The format included a range of facilitated seminars on themes as diverse as the welcome provided to gay people in church to recent changes in legislation to whether or not there can be ‘agreeable disagreement’ over gay clergy. It further involved listening to the direct experience of gay Christians and to parents of gay children. There was a clear appreciation of the integrity and principled positions of those expressing different views. It has become clear that there is a breadth of opinion in the Church of Ireland on these matters but also a strong sense of the cohesiveness of the Church. While it is acknowledged that there are still difficult issues for us as a Church, there is not an atmosphere of division.
The intention of the conference was one of enabling open discussion, rather than one of articulating policy or making decisions. We observed a common desire to welcome all people to participate in the life of the Church, whilst accepting that there are no easy answers to difficult questions. In response to the Holy Spirit, the Church seeks to witness to society – with humility – rather than simply reflect current popular opinion. The conference comes at a time when there are live cultural and political debates relating to ‘same-sex marriage’. Within this context, the Church’s position on marriage as being the union of one man and one woman remains constant.
In conclusion, we ask those who have attended to reflect on what they have heard and experienced and to continue the process of talking to each other in their homes, parishes and communities.

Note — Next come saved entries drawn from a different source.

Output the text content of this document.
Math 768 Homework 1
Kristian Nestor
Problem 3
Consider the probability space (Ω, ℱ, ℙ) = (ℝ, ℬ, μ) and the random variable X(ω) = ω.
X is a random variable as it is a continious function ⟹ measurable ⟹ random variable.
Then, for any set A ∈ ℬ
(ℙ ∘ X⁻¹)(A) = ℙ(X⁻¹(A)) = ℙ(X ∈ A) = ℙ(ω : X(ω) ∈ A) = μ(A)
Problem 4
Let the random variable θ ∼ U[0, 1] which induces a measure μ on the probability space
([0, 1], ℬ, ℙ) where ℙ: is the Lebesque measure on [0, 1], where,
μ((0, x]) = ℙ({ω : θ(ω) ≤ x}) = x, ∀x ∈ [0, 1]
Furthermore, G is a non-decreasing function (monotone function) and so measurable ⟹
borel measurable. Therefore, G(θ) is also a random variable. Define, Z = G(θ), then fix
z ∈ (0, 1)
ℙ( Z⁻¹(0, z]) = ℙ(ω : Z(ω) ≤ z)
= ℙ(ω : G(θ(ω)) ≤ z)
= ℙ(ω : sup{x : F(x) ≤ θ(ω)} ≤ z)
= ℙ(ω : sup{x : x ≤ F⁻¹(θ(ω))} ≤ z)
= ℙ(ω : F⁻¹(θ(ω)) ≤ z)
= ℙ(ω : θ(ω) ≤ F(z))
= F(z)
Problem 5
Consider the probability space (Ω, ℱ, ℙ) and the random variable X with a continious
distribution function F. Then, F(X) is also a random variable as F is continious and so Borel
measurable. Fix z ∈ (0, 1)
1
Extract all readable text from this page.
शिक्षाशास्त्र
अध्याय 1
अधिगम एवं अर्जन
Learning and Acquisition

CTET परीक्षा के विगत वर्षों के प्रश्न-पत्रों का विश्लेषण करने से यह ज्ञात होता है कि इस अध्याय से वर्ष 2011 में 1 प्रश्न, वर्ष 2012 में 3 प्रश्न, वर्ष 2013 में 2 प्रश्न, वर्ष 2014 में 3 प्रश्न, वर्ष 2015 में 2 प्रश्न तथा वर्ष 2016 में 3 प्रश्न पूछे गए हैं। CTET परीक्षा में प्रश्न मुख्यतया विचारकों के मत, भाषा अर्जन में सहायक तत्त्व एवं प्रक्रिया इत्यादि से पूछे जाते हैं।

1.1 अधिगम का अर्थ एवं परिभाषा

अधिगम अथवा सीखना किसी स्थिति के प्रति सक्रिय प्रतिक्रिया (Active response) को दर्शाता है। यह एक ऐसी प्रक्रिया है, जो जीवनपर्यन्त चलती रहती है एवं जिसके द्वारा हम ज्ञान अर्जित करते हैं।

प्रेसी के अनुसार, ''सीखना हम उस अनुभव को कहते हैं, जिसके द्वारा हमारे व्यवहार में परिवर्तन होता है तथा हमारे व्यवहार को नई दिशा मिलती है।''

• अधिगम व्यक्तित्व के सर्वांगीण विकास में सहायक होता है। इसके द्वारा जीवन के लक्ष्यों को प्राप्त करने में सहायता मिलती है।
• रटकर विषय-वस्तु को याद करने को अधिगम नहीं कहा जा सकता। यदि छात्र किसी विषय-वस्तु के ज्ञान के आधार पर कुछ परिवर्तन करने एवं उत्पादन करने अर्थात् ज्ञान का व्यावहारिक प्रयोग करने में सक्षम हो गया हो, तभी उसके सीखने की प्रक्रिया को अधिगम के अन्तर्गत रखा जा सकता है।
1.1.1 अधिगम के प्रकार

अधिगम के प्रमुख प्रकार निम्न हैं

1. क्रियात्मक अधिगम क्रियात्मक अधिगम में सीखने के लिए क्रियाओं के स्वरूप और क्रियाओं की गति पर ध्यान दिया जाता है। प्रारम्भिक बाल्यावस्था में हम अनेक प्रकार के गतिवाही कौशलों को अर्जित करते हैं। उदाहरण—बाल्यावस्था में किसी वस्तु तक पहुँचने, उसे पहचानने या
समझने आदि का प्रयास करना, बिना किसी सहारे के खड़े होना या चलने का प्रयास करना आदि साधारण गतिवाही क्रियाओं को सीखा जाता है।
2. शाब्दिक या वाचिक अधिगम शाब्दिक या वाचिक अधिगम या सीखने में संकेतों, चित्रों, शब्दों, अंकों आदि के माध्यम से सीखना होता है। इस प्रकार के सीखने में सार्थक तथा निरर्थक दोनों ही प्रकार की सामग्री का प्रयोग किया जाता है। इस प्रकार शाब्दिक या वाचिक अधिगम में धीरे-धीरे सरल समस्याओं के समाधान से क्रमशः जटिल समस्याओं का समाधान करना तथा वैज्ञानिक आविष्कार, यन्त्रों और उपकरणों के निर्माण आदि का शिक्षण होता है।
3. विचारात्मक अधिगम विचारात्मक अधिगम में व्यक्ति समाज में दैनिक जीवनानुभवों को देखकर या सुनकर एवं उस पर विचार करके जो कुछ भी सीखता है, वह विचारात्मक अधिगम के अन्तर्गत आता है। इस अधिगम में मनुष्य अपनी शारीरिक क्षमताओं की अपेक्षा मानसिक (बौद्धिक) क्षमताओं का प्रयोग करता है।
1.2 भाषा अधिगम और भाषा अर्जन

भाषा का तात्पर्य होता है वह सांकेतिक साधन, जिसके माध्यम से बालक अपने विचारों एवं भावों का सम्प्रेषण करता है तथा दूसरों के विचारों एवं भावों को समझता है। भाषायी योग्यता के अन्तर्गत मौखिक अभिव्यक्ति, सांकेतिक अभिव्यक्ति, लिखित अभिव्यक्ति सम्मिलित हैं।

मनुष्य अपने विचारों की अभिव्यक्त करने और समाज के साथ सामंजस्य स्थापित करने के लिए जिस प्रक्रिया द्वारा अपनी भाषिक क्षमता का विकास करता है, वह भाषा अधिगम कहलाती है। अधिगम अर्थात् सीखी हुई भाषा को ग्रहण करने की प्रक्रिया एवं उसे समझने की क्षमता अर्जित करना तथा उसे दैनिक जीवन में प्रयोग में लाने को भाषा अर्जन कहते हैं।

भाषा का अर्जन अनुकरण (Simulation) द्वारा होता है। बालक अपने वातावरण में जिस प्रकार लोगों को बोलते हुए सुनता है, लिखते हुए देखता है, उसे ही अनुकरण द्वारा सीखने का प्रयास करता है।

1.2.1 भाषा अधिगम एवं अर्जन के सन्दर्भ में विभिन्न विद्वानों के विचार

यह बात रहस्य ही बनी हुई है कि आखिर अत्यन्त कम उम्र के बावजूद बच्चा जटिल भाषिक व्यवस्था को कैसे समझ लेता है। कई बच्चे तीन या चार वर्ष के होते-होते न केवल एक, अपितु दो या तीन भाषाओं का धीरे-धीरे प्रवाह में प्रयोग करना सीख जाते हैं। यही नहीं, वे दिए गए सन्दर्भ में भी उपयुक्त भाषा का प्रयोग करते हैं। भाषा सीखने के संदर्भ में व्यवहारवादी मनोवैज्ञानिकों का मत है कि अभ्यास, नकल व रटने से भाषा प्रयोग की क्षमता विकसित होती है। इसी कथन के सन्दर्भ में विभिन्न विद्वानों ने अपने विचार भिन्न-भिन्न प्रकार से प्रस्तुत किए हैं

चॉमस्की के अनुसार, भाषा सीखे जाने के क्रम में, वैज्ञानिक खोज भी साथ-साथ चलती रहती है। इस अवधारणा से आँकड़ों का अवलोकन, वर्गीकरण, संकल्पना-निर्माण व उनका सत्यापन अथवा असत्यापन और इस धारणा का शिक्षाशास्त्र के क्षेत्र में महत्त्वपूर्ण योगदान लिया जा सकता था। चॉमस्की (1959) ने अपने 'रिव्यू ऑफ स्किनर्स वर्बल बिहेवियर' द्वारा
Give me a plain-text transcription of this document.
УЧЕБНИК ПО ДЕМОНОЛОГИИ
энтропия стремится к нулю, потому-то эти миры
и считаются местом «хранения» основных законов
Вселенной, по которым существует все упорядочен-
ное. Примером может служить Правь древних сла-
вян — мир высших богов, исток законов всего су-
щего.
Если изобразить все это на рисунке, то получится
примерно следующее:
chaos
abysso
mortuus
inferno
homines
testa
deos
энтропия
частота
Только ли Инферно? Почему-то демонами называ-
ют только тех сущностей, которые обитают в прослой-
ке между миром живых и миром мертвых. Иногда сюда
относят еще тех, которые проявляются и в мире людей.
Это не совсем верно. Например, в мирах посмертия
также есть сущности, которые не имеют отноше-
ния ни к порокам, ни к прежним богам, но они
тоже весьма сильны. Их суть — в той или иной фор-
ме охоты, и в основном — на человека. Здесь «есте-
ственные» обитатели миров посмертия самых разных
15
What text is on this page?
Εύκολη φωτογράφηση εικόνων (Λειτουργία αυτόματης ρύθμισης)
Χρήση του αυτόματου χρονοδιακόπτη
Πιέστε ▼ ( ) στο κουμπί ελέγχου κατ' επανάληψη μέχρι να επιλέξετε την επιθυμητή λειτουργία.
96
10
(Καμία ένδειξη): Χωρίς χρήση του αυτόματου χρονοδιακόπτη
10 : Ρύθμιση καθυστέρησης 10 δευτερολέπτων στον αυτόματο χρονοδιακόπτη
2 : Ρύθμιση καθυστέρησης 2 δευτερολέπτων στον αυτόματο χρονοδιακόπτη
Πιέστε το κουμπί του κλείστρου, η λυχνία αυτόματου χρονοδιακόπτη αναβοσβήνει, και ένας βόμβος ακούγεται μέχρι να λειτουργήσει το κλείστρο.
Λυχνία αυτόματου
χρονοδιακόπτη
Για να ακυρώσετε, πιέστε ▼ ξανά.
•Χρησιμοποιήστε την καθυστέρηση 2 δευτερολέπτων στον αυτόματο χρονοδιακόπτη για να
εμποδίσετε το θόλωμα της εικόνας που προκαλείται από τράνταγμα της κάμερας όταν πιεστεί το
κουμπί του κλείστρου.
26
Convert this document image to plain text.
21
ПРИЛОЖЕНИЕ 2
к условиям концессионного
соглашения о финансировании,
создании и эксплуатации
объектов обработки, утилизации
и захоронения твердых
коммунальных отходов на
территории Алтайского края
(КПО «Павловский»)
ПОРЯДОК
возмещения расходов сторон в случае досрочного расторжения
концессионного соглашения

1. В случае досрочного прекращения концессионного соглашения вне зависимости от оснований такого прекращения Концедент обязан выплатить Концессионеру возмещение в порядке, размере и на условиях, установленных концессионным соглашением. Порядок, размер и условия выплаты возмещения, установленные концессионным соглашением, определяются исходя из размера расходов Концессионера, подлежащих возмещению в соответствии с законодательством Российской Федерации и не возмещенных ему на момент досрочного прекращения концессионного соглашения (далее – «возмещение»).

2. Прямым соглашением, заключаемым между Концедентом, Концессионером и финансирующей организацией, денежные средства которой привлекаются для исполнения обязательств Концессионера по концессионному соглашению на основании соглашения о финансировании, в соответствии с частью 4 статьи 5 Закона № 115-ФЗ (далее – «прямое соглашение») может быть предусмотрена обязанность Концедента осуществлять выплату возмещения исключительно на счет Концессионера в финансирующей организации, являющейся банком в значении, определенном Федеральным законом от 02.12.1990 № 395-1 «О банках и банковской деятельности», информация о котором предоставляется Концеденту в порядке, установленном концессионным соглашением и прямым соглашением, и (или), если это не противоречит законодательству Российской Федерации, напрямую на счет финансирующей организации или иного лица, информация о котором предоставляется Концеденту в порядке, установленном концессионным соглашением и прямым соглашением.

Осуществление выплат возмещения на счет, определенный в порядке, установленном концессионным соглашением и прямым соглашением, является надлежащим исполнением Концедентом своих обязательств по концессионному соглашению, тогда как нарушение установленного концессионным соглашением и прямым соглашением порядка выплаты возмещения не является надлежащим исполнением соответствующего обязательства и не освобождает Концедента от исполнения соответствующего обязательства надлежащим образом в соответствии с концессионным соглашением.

Hurrah for the Church of Ireland. At last, some integrity in the search for theological and social discussion on the phenomenon of Gay Sexuality. Whatever the outcome for the Church of Ireland, this is an attempt to understand the the issues – of how, and why, LGBT people consider themselves to be no different from anyone else, in their desire to be taken seriously, as authentically part of God’s diverse creation, and therefore, fellow members of the Church, and co-heirs of the Kingdom inaugurated by Jesus Christ.